- Category: Crypto
- Score: 248/500
- Solves: 33
Yet another cool prime generation method.
Let $f(x)$ be bytes_to_long(str(x).encode()), getSuperPrime generates a pair of primes $(p, f(p))$.
And we are given five RSA semiprimes to factor:
$$
\begin{aligned}
n_1 &= p_1 f(p_1) \\
n_2 &= p_2 p_3 \\
n_3 &= f(p_2) f(p_3) \\
n_4 &= p_4 f(p_5) \\
n_5 &= p_5 f(p_4)
\end{aligned}
$$
This challenge can be split into 3 levels: $n_1$, $(n_2, n_3)$ and $(n_4, n_5)$
It is easy to see $x f(x)$ is a strictly increasing function, so we can binary search
$$
x f(x) \stackrel{?}{<} n_1
$$
to factor it.
$p_2, p_3$ can be written as
$$
\begin{aligned}
p_2 &= a_0 + a_1 10 + a_2 10^2 + \cdots \\
p_3 &= b_0 + b_1 10 + b_2 10^2 + \cdots
\end{aligned}
$$
where $a_i, b_i$ are digits (in base 10) of $p_2, p_3$.
So $f(p_2), f(p_3)$ will be:
$$
\begin{aligned}
f(p_2) &= (48 + a_0) + (48 + a_1) 256 + (48 + a_2) 256^2 + \cdots \\
f(p_3) &= (48 + b_0) + (48 + b_1) 256 + (48 + b_2) 256^2 + \cdots
\end{aligned}
$$
Substitute them back to $n_2, n_3$:
$$
\begin{aligned}
n_2 &= p_2 p_3 \\
&= (a_0 + a_1 10 + a_2 10^2 + \cdots) (b_0 + b_1 10 + b_2 10^2 + \cdots) \\
n_3 &= f(p_2) f(p_3) \\
&= ((48 + a_0) + (48 + a_1) 256 + (48 + a_2) 256^2 + \cdots) ((48 + b_0) + (48 + b_1) 256 + (48 + b_2) 256^2 + \cdots)
\end{aligned}
$$
It is easy to observe that $n_2 \equiv a_0 b_0 \pmod{10}$ and $n_3 \equiv (48+a_0) (48+b_0) \equiv{256}$, so we can factor $n_2, n_3$ by a simple prune and search modulo the powers of $10$ and $256$ respectively.

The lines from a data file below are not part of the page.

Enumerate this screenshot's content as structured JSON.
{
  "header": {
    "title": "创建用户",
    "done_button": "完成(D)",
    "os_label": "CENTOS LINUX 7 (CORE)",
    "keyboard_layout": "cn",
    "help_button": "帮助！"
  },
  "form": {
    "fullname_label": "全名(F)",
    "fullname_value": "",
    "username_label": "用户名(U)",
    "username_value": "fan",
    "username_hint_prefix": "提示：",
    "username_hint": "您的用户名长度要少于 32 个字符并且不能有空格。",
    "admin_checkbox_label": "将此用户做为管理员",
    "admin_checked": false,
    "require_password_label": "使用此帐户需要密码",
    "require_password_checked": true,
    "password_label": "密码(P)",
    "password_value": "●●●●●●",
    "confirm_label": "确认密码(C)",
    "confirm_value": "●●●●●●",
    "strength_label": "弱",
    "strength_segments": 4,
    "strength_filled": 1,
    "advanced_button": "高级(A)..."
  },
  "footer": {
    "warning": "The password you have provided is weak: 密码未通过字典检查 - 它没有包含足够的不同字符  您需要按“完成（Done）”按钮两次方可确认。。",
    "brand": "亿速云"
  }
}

Modulo $10$ and $256$ no longer works in this case, and modulo $\gcd(10, 256) = 2$ is not enough for us to use prune and search here.
We need to turn this:
$$
\begin{aligned}
n_4 &= p_4 f(p_5) \\
n_5 &= p_5 f(p_4)
\end{aligned}
$$
into
$$
\begin{aligned}
n_4 &= p_4 f(p_5) \\
&= p_4 f(n_5 / f(p_4))
\end{aligned}
$$
first.
And we can notice that $f(p)$ changes much faster than $p$ does, so $g(p_4) = p_4 f(n_5 / f(p_4))$ is strictly increasing in $p_4$ when len(str(p4)) is a constant. So we only need to bruteforce the top few bits to ensure len(str(p4)) stay constant, and a simple binary search to factor them.
Crediting @lyc for finding this trick.